Levodopa-induced dyskinesia is a form of dyskinesia associated with levodopa used to treat Parkinson's disease. It often involves hyperkinetic movements, including chorea, dystonia, and athetosis.
Contents
In the context of Parkinson's disease (PD), dyskinesia is often the result of long-term dopamine therapy. These motor fluctuations occur in up to 80% of PD patients after 5–10 years of L-DOPA treatment, Abstract with the percentage of affected patients increasing over time. Based on the relationship with levodopa dosing, dyskinesia most commonly occurs at the time of peak L-DOPA plasma concentrations and is thus referred to as peak-dose dyskinesia (PDD). As patients advance, they may evidence diphasic dyskinesia (DD), which occur when the drug concentration rises or falls. If dyskinesia becomes too severe or impairs the patient's quality of life, a reduction in L-Dopa might be necessary, however this may be accompanied by a worsening of motor performance. Therefore, once established, LID is difficult to treat. Amongst pharmacological treatment, N-methyl-D-aspartate (NMDA) antagonist, (a glutamate receptor), amantadine, has been proven to be clinically effective in a small number of placebo controlled randomized controlled trials, while many others have only shown promise in animal models. Attempts to moderate dyskinesia by the use of other treatments such as bromocriptine (Parlodel), a dopamine agonist, appears to be ineffective. In order to avoid dyskinesia, patients with the young-onset form of the disease or young-onset Parkinson's disease (YOPD) are often hesitant to commence L-DOPA therapy until absolutely necessary for fear of suffering severe dyskinesia later on. Alternatives include the use of DA agonists (i.e. ropinirole or pramipexole) in lieu of early L-DOPA use which delays the use of L-DOPA. Additionally, a review shows that highly soluble L-DOPA prodrugs may be effective in avoiding the in vivo blood concentration swings that potentially lead to motor fluctuations and dyskinesia.
Mechanism
Levodopa-induced dyskinesia (LID) have long been thought to arise through pathological alterations in pre-synaptic and post-synaptic signal transduction in the nigrostriatal pathway (dorsal striatum). It is thought that the stage of illness, the higher the dose and the frequency of L-Dopa treatment, and the younger the age of the patient at onset of symptoms, are considered to underlie the severity of the involuntary movements
In experiments employing real time electrophysiological recordings in awake and behaving animals, LIDs have recently been shown to be strongly associated with cortical gamma-oscillations with accompanying Δc-fos overexpression proposedly due to a dysregulation of dopamine signaling in the cortico-basal ganglia circuitry, concluded partially from reduced TH staining in cortex and the fact that a dopamine receptor 1 antagonist delivered exclusively to the cortex relieved the dyskinesias at the time point of peak-dyskinesias.

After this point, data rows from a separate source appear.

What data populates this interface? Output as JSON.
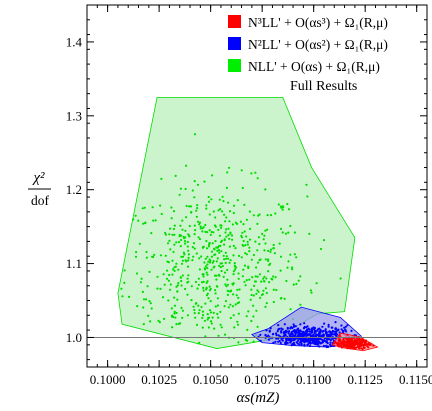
{
  "chart_data": {
    "type": "scatter",
    "xlabel": "αs(mZ)",
    "ylabel_numerator": "χ²",
    "ylabel_denominator": "dof",
    "xlim": [
      0.099,
      0.1155
    ],
    "ylim": [
      0.96,
      1.45
    ],
    "x_ticks": [
      0.1,
      0.1025,
      0.105,
      0.1075,
      0.11,
      0.1125,
      0.115
    ],
    "x_tick_labels": [
      "0.1000",
      "0.1025",
      "0.1050",
      "0.1075",
      "0.1100",
      "0.1125",
      "0.1150"
    ],
    "y_ticks": [
      1.0,
      1.1,
      1.2,
      1.3,
      1.4
    ],
    "y_tick_labels": [
      "1.0",
      "1.1",
      "1.2",
      "1.3",
      "1.4"
    ],
    "reference_line_y": 1.0,
    "legend_placement": "top-right",
    "legend_subtitle": "Full Results",
    "series": [
      {
        "name": "N³LL' + O(αs³) + Ω₁(R,μ)",
        "color": "#ff0000",
        "fill": "#ff9999",
        "hull": [
          [
            0.1111,
            0.998
          ],
          [
            0.1113,
            1.006
          ],
          [
            0.1122,
            1.001
          ],
          [
            0.1128,
            0.992
          ],
          [
            0.1131,
            0.987
          ],
          [
            0.1124,
            0.982
          ],
          [
            0.1114,
            0.986
          ],
          [
            0.1109,
            0.99
          ]
        ],
        "center": [
          0.1119,
          0.992
        ],
        "spread": [
          0.00055,
          0.0045
        ],
        "count": 220
      },
      {
        "name": "N²LL' + O(αs²) + Ω₁(R,μ)",
        "color": "#0000ff",
        "fill": "#9999ee",
        "hull": [
          [
            0.1078,
            1.012
          ],
          [
            0.1094,
            1.041
          ],
          [
            0.1113,
            1.027
          ],
          [
            0.1123,
            1.002
          ],
          [
            0.1124,
            0.993
          ],
          [
            0.1107,
            0.987
          ],
          [
            0.109,
            0.989
          ],
          [
            0.1075,
            0.993
          ],
          [
            0.107,
            1.004
          ]
        ],
        "center": [
          0.1098,
          1.0
        ],
        "spread": [
          0.0011,
          0.008
        ],
        "count": 520
      },
      {
        "name": "NLL' + O(αs) + Ω₁(R,μ)",
        "color": "#00dd00",
        "fill": "#bbf0bb",
        "hull": [
          [
            0.1005,
            1.06
          ],
          [
            0.1007,
            1.018
          ],
          [
            0.1053,
            0.985
          ],
          [
            0.1081,
            0.998
          ],
          [
            0.1102,
            1.032
          ],
          [
            0.1115,
            1.035
          ],
          [
            0.112,
            1.135
          ],
          [
            0.1099,
            1.23
          ],
          [
            0.1085,
            1.325
          ],
          [
            0.1024,
            1.325
          ]
        ],
        "center": [
          0.1052,
          1.095
        ],
        "spread": [
          0.0022,
          0.055
        ],
        "count": 620
      }
    ]
  }
}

ΔFosB overexpression in the dorsal striatum (nigrostriatal dopamine pathway) via viral vectors induces levodopa-induced dyskinesias in animal models of Parkinson's disease. Dorsal striatal ΔFosB is overexpressed in rodents and primates with dyskinesias; moreover, postmordem studies of individuals with Parkinson's disease that were treated with levodopa have also observed similar dorsal striatal ΔFosB overexpression.
Treatment
Levetiracetam, an antiepileptic drug which has been demonstrated to reduce the severity of levodopa-induced dyskinesias, has been shown to dose-dependently decrease the induction of dorsal striatal ΔFosB expression in rats when co-administered with levodopa, although the signal transduction involved in this effect is unknown.
Nicotine (administered by dermal adhesive patches) has also been shown to improve Levodopa-induced dyskinesia and other PD symptoms.
Patients with prominent dyskinesia resulting from high doses of antiparkinsonian medications may benefit from deep brain stimulation (DBS), which benefits the patient in two ways: 1) DBS allows a reduction in L-DOPA dosage of 50–60% (thus tackling the underlying cause); 2) DBS treatment itself (in the subthalamic nucleus or globus pallidus) can reduce dyskinesia.
Mavoglurant is also currently studied by Novartis for the treatment of this disease.